Primary-infected renal allograft: variants of the clinical picture and outcomes
Alexey V Pinchuk1,2,3, Nonna V Shmarina1, Ilia V Dmitriev1, Yuriy Anisimov1, Aslan G Balkarov1, Roman V Storogev1, Denis V Lonshakov1, Alexander S Kondrashkin1, Roman S Kalashnik1, Nikita S Zhuravel1.
1Kidney & Pancreas Transplantation, SRI for Emergency Care n.a.N.V.Sklifosovsky, Moscow, Russian Federation; 2Department of transplantology and artificial organs, Moscow State University of Medicine and Dentistry, Moscow, Russian Federation; 3Methodic and organization department for organ transplantation, Scientific-research Institute of Health Organization and Medical Management, Moscow, Russian Federation
Background and Aims: In some cases the KG’s storage solution turns out to be contaminated. This asymptomatic donor’s bacteremia can threat to recipient’s health and life, because of leading to various infectious complications. Moreover, primary graft infection is detected several days after surgery. The aim: to explore options for the clinical course and outcomes after primary-infected kidney transplantation.

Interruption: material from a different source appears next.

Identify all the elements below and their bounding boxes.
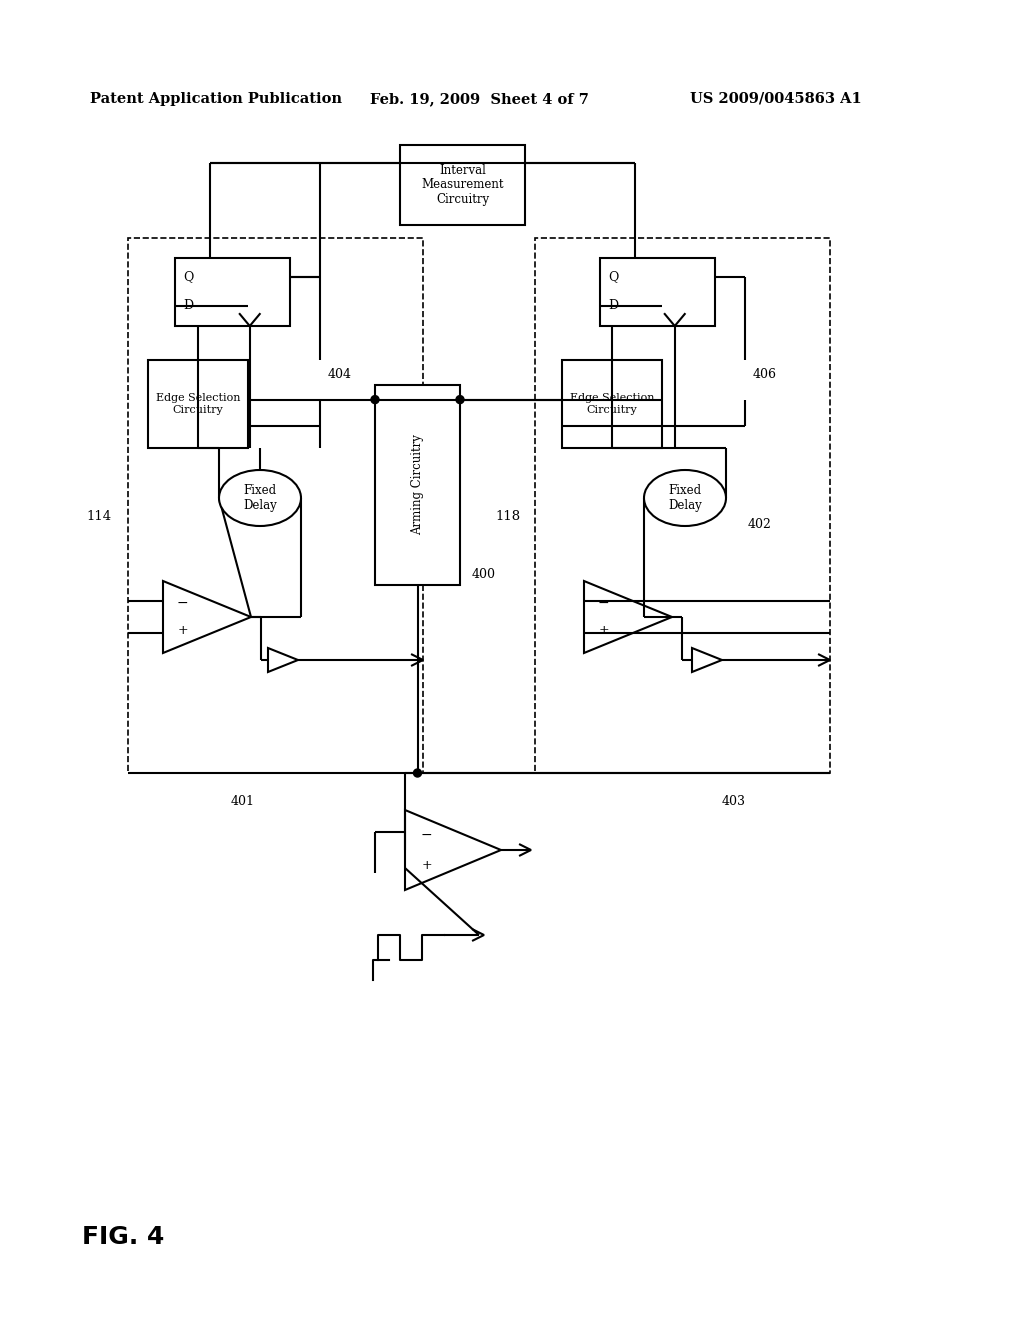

Methods: we analyzed 1633 KTx. 72 cases of primary-infected renal allograft (PIRAG) transplantation were identified. All PIRAG’s recipients were initially prescribed immunosuppressive therapy (IST) and antibacterial prophylaxis with 3d gen of cephalosporins. The bacteriological research results were obtained on the 3-7 day after KTx. Having a positive result, the therapy was immediately adjusted according to the individual sensitivity of infection to antibiotics.
Results: In 47.2% cases, the Gram+ or - flora had been detected. Mixed infection - in 4.2% cases. Yeast fungi - in 1.4% cases. There were no any infectious complications in 72.2% of PIRAG cases. In 16.7% the development of local and/or generalized purulent-septic complications with the development of sepsis had been noted immediately (on 2-5 days after KTx). In such cases, emergency nephrotransplantectomy, revision, sanitation and drainage of infected areas were performed. Antibiotic therapy was prescribed, IST was canceled, and intravenous administration of human immunoglobulin was used. In cases of arrosive bleeding from the vessel’s anastomoses we performed the recipient’s external iliac artery and vein resection with simultaneous cross-iliac-femoral shunting. In 11.1% delayed complications with satisfactory graft’s function had been manifested.
Conclusion: PIRAG is an undoubted factor of septic complication’s development in kidney recipients. While PIRAG detected, the immediate antibacterial therapy maximization is necessary, with its correction according to microflora’s sensitivity to antibiotics.